If we did a better job of coordinating care, making it patient-centered, then people would be so much better off. Palliative care is much more of a thing now than it was in 2001, but there’s still so much hesitation, and people get it confused with hospice. Whether it’s palliative care or medical aid in dying, people need to be treated as members of their healthcare teams to make informed decisions about what they need.

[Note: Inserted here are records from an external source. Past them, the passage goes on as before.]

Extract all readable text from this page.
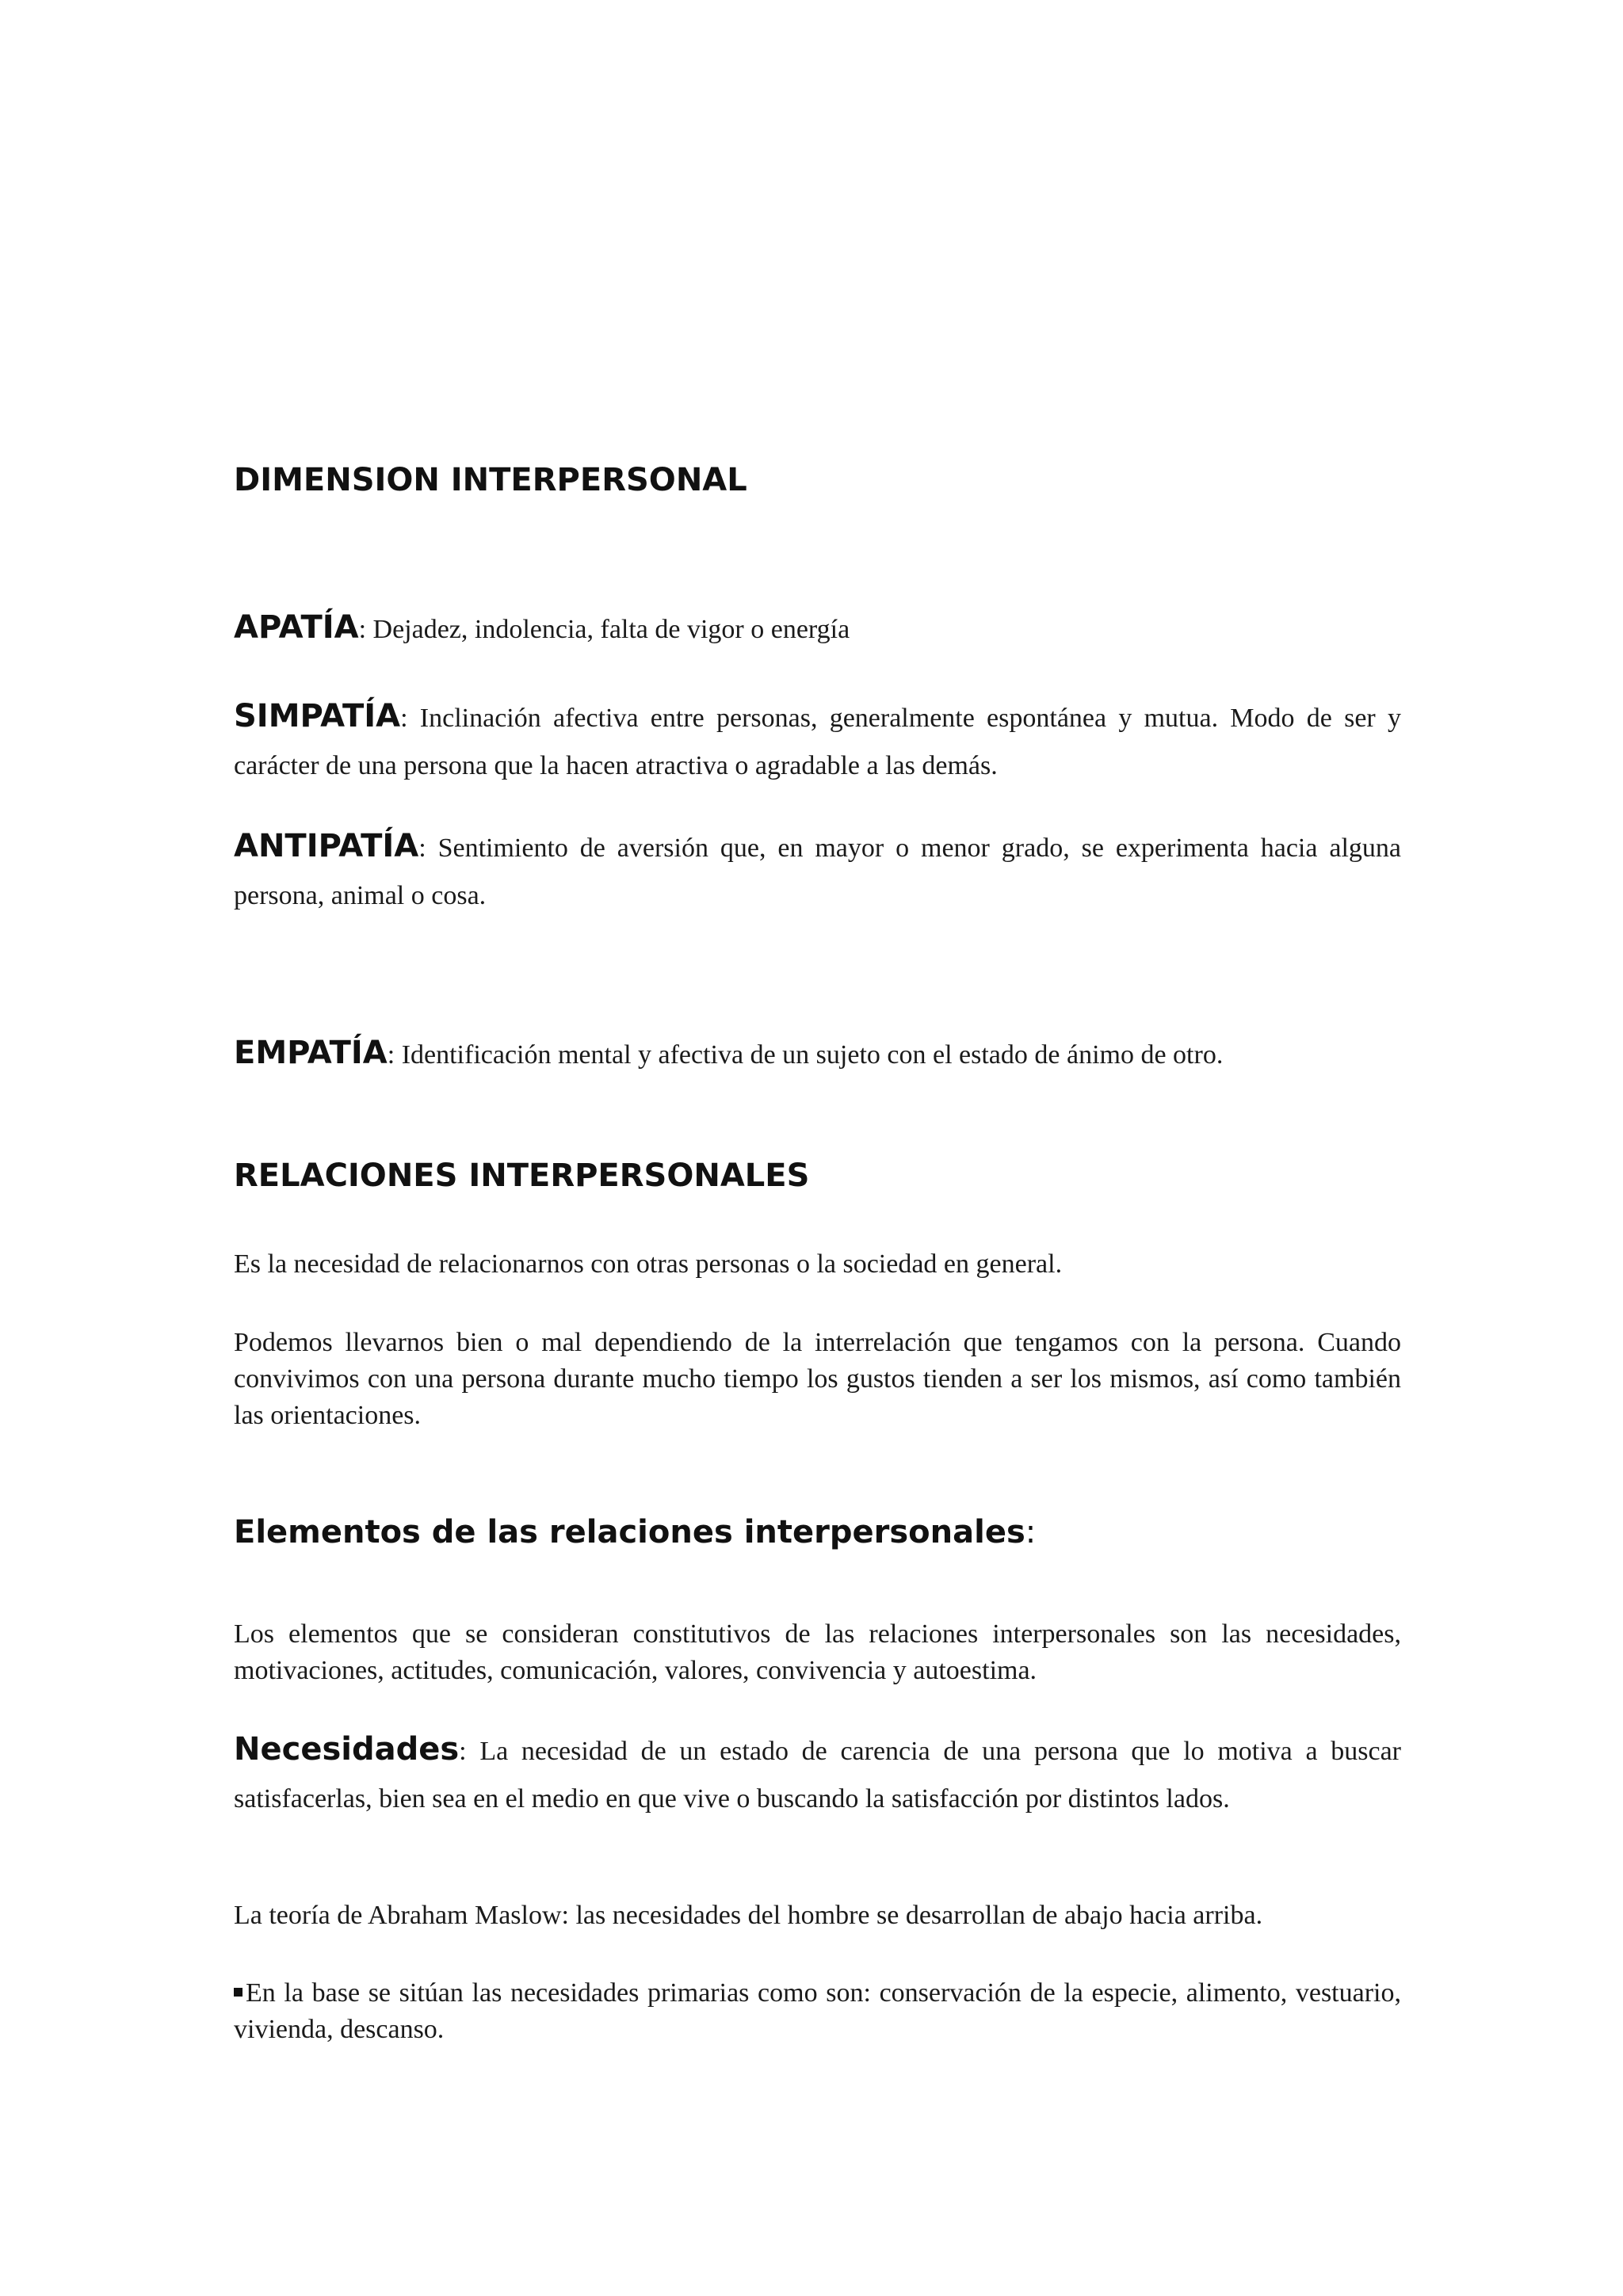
DIMENSION INTERPERSONAL

APATÍA: Dejadez, indolencia, falta de vigor o energía

SIMPATÍA: Inclinación afectiva entre personas, generalmente espontánea y mutua. Modo de ser y carácter de una persona que la hacen atractiva o agradable a las demás.

ANTIPATÍA: Sentimiento de aversión que, en mayor o menor grado, se experimenta hacia alguna persona, animal o cosa.

EMPATÍA: Identificación mental y afectiva de un sujeto con el estado de ánimo de otro.

RELACIONES INTERPERSONALES

Es la necesidad de relacionarnos con otras personas o la sociedad en general.

Podemos llevarnos bien o mal dependiendo de la interrelación que tengamos con la persona. Cuando convivimos con una persona durante mucho tiempo los gustos tienden a ser los mismos, así como también las orientaciones.

Elementos de las relaciones interpersonales:

Los elementos que se consideran constitutivos de las relaciones interpersonales son las necesidades, motivaciones, actitudes, comunicación, valores, convivencia y autoestima.

Necesidades: La necesidad de un estado de carencia de una persona que lo motiva a buscar satisfacerlas, bien sea en el medio en que vive o buscando la satisfacción por distintos lados.

La teoría de Abraham Maslow: las necesidades del hombre se desarrollan de abajo hacia arriba.

En la base se sitúan las necesidades primarias como son: conservación de la especie, alimento, vestuario, vivienda, descanso.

Maureen: Having multiple loved ones, including John, who died long, prolonged deaths, knowing that’s not what they would have wanted, it seems to me only right that we would give people who are dying the option to end their suffering on their own terms. And everyone should be equipped to plan for their death. We plan for everything else — marriage, the birth of our children, college, retirement. We plan our PowerPoints for next Friday’s presentation. So why isn’t this a critical part of conversations with our healthcare providers?